Dr. Andrew Sutton. Source: lanl.gov
In the Los Alamos National Laboratory of the United States, researchers Cameron Moore and Andrew Sutton in April of this year patented a slightly different way to produce biofuels. Since 2017, Gevo has been a project partner, hoping to build on developments in the civilian sector. As you know, among the crops in the United States, the leading roles are traditionally corn. Every year, more than 20 million hectares of land are sown by this plant. Corn for Americans is not only canned goods in the supermarket and animal feed, but also bioethanol, which is bred to 50% of gasoline at gas stations. Moore and Sutton, commissioned by the U.S. Department of Energy, have created a JP-10 corn waste production cycle. First, bioethanol is obtained from corn, and only then superfuel is synthesized from the remaining bran with a yield of up to 65%. This significantly reduces the cost of new biofuels, and also dispenses with particularly dangerous reagents and waste.

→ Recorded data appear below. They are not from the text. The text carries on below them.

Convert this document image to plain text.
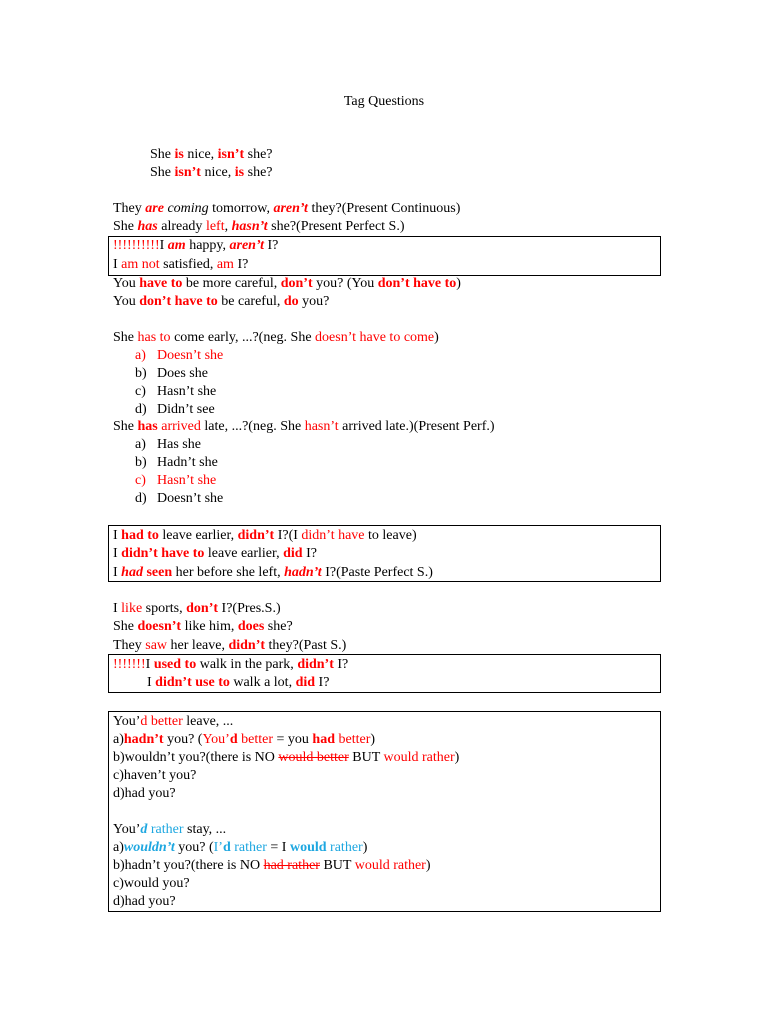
Tag Questions
She is nice, isn’t she?
She isn’t nice, is she?
They are coming tomorrow, aren’t they?(Present Continuous)
She has already left, hasn’t she?(Present Perfect S.)
!!!!!!!!!!I am happy, aren’t I?
I am not satisfied, am I?
You have to be more careful, don’t you? (You don’t have to)
You don’t have to be careful, do you?
She has to come early, ...?(neg. She doesn’t have to come)
a) Doesn’t she
b) Does she
c) Hasn’t she
d) Didn’t see
She has arrived late, ...?(neg. She hasn’t arrived late.)(Present Perf.)
a) Has she
b) Hadn’t she
c) Hasn’t she
d) Doesn’t she
I had to leave earlier, didn’t I?(I didn’t have to leave)
I didn’t have to leave earlier, did I?
I had seen her before she left, hadn’t I?(Paste Perfect S.)
I like sports, don’t I?(Pres.S.)
She doesn’t like him, does she?
They saw her leave, didn’t they?(Past S.)
!!!!!!!I used to walk in the park, didn’t I?
I didn’t use to walk a lot, did I?
You’d better leave, ...
a)hadn’t you? (You’d better = you had better)
b)wouldn’t you?(there is NO would better BUT would rather)
c)haven’t you?
d)had you?
You’d rather stay, ...
a)wouldn’t you? (I’d rather = I would rather)
b)hadn’t you?(there is NO had rather BUT would rather)
c)would you?
d)had you?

According to initial calculations, the total cost of corn fuel for Tomahawks will decrease by 50%, which can really become a revolution in the fuel industry. There are other more optimistic calculations: a gallon bio-JP-10 will cost about $ 11 instead of today's 27. Civil carriers hope that when the military works out super-fuel production technologies, refueling at the airports will also be filled with new high-energy kerosene. This will be very useful in the post-pandemic world, when people will be afraid of long-distance air travel: low ticket prices can be of help in this case. There is information about the test use of fuel compositions based on the new JP-10 on air routes from the USA to Australia. US expansion of corn acreage will also be one of the incentives for economic development. The Americans hope that with the introduction of the Sutton - Moore chemical cycle into mass production, there will be a mass of new jobs in agriculture. Taking into account the use of bioethanol production waste as a raw material, the staff of companies producing this fuel will expand. All around are some pluses. Los Alamos, of course, considers the reduction in the state’s dependence on external supplies of petroleum products to be the most important. And, of course, all this chemical-technological история Greenpeace activists are very fond of, although they have not yet admitted it.
Among the obvious positive aspects of the emergence of the new bio-JP-10 technology, there are many disadvantages. Firstly, the Pentagon’s natural reduction in cost of tactical missile use by the Pentagon will be another trigger for American aggression. Secondly, as soon as businessmen feel that the Sutton - Moore cycle is really economically viable, a considerable part of the agricultural land will be sown with corn. This technical culture can partially crowd out the rest: wheat, soy, etc. With constant demand, limiting supply will increase the cost of products and reduce their availability for people. By the way, this is already observed in a number of countries that are actively using renewable energy sources such as bio-diesel and bio-ethanol. And finally, thirdly, to increase the yield of corn, it will be clearly not enough to simply expand the area and genetically modified seeds from the famous Monsanta. There will come a time of intemperance with chemical fertilizers, and here the notorious Greenspeed will have a ton of questions.